In South Africa, seven cities involved in the Urban-LEDS ll project are implementing plans to limit the emissions of their municipal buildings, which contribute significantly to a municipality’s emissions. This work will begin with a robust resource audit for each municipality. Steve Tshwete, Kwadukuza, Sol Plaatje, Saldanha Bay, City of uMhlathuze, Mogale City Local Municipalities, and Nelson Mandela Bay Metropolitan Municipality, will each install energy and water meters in a number of their municipal buildings. Officials will be able to see their water and energy consumption, and analyse this data, which is an important first step in enabling the reduction of emissions of municipal buildings and thereby the emissions of entire cities across the country. Using the data collected, cities will be supported to develop applications for funding to install building efficiency interventions and retrofits.
Urban-LEDS II is implemented by ICLEI Africa in partnership with UNHabitat and funded by the European Commission.
Cities workshop ways to access the finance needed for adaptation projects
While Urban-LEDS II is making a significant contribution to low emission development in South Africa and Rwanda, many cities across Africa struggle to access the needed finance, especially for climate change adaptation. In 2016 as little as 4.1% (USD 19 billion) of global climate finance flowed to Africa. Of the funds that are directed to African countries, very little flows to the city-level, where climate change impacts are experienced.
The second edition of the webinar series, Adaptation finance: A core component of post-COVID-19 economic recovery, focused on the barriers and innovative solutions to unlocking finance for climate change adaptation. The webinar boasted strong representation from both mayors and climate finance experts, including Hon. Mayor Manuel Araújo of the City of Quelimane in Mozambique; Hon. Mayor Mohamed Sefiani of Chefchaouen Municipality in Morocco; Carla Rooseboom, Director of GFA Climate & Infrastructure; and David Jackson, Director of Local Development Finance Practice at the UN Capital Development Fund and co-chair of the LoCAL Board.
Mayor Mohamed Sefiani of Chefchaouen shared the concern that there is often a gap between good ideas and concrete results, and that much of this is due to lack of finance, and the resources necessary to unlock this finance.
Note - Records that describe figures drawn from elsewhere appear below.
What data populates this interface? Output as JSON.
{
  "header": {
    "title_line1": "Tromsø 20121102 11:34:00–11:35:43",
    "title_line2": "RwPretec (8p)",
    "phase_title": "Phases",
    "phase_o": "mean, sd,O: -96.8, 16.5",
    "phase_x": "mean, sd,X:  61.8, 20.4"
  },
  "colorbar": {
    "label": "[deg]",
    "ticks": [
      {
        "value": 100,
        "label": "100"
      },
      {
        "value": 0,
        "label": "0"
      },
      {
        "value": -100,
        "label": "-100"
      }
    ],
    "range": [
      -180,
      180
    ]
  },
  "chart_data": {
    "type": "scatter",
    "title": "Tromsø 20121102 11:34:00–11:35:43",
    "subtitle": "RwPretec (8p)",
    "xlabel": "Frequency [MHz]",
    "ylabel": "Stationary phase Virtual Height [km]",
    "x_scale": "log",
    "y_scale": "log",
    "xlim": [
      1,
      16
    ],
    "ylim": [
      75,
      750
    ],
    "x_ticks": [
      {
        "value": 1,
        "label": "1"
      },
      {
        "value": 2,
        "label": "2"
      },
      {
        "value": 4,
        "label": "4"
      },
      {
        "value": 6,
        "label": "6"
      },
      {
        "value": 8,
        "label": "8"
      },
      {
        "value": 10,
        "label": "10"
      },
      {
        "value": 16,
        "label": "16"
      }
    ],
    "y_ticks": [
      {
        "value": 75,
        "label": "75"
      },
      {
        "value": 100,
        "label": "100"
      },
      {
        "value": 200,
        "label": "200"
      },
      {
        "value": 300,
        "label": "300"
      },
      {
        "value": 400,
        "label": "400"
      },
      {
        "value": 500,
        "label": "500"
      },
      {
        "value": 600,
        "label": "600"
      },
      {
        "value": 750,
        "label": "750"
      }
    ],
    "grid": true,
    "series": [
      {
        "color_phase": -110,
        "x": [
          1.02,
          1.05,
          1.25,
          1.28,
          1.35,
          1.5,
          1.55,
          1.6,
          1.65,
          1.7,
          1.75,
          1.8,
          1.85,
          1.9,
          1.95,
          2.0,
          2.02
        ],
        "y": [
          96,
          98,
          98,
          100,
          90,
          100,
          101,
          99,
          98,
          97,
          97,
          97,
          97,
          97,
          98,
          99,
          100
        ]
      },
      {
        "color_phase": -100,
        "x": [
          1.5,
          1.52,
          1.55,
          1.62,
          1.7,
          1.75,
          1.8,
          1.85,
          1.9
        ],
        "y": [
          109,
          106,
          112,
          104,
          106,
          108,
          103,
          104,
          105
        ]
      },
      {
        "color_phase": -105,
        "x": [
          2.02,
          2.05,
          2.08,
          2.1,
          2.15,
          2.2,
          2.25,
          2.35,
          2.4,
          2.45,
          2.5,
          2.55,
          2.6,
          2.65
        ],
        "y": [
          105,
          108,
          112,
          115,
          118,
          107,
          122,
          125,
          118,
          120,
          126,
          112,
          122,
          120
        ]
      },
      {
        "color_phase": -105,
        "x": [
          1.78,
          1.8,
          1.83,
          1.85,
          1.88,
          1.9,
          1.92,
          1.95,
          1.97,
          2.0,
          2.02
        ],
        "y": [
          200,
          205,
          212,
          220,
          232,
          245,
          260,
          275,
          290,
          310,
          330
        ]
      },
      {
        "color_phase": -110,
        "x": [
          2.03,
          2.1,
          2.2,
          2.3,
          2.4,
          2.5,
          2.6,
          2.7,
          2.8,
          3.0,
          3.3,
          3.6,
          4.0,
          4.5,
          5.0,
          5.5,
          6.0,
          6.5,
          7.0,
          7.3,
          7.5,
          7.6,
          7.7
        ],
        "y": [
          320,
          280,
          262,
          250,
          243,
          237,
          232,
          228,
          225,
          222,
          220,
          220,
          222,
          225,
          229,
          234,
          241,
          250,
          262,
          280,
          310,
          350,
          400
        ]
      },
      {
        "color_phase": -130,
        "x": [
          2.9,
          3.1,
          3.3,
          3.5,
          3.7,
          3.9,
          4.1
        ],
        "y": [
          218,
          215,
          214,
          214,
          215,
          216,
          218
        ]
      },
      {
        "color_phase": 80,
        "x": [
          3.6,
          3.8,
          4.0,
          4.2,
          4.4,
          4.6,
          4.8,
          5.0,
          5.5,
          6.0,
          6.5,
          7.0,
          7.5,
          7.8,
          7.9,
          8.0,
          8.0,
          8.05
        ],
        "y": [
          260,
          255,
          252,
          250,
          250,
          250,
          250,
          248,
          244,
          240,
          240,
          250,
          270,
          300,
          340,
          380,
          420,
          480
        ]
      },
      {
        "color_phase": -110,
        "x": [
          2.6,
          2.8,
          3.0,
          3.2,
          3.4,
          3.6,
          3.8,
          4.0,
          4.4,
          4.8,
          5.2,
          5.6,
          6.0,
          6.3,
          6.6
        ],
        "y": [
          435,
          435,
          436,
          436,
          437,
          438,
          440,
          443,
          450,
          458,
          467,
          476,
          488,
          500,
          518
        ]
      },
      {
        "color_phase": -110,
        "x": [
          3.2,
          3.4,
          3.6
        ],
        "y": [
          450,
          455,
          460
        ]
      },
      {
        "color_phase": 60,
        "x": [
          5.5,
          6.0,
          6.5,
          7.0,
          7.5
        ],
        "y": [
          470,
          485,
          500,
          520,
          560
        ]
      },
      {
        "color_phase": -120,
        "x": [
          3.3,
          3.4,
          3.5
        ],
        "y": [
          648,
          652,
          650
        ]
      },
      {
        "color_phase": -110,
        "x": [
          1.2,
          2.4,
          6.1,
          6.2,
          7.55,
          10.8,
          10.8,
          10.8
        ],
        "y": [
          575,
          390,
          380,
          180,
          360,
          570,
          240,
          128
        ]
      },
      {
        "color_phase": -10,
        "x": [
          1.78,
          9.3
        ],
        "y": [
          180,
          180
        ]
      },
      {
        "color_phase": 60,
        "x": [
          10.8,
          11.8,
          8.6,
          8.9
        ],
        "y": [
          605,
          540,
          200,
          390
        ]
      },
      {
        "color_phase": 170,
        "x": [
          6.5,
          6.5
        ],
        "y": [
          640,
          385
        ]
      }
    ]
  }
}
He highlighted that local governments are limited in their capability to access climate finance due to the inherent structure of global finance mechanisms. He added that local governments cannot overcome this alone, and need national governments to work with them in creating an enabling environment for city-level access to finance, as well as to incentivise private sector support.
“We need good, air-tight projects to present to finance institutions. We can’t access adaptation finance with local government only – we have to work with networks that have the technical expertise for preparing good climate projects and make access to finance easier.”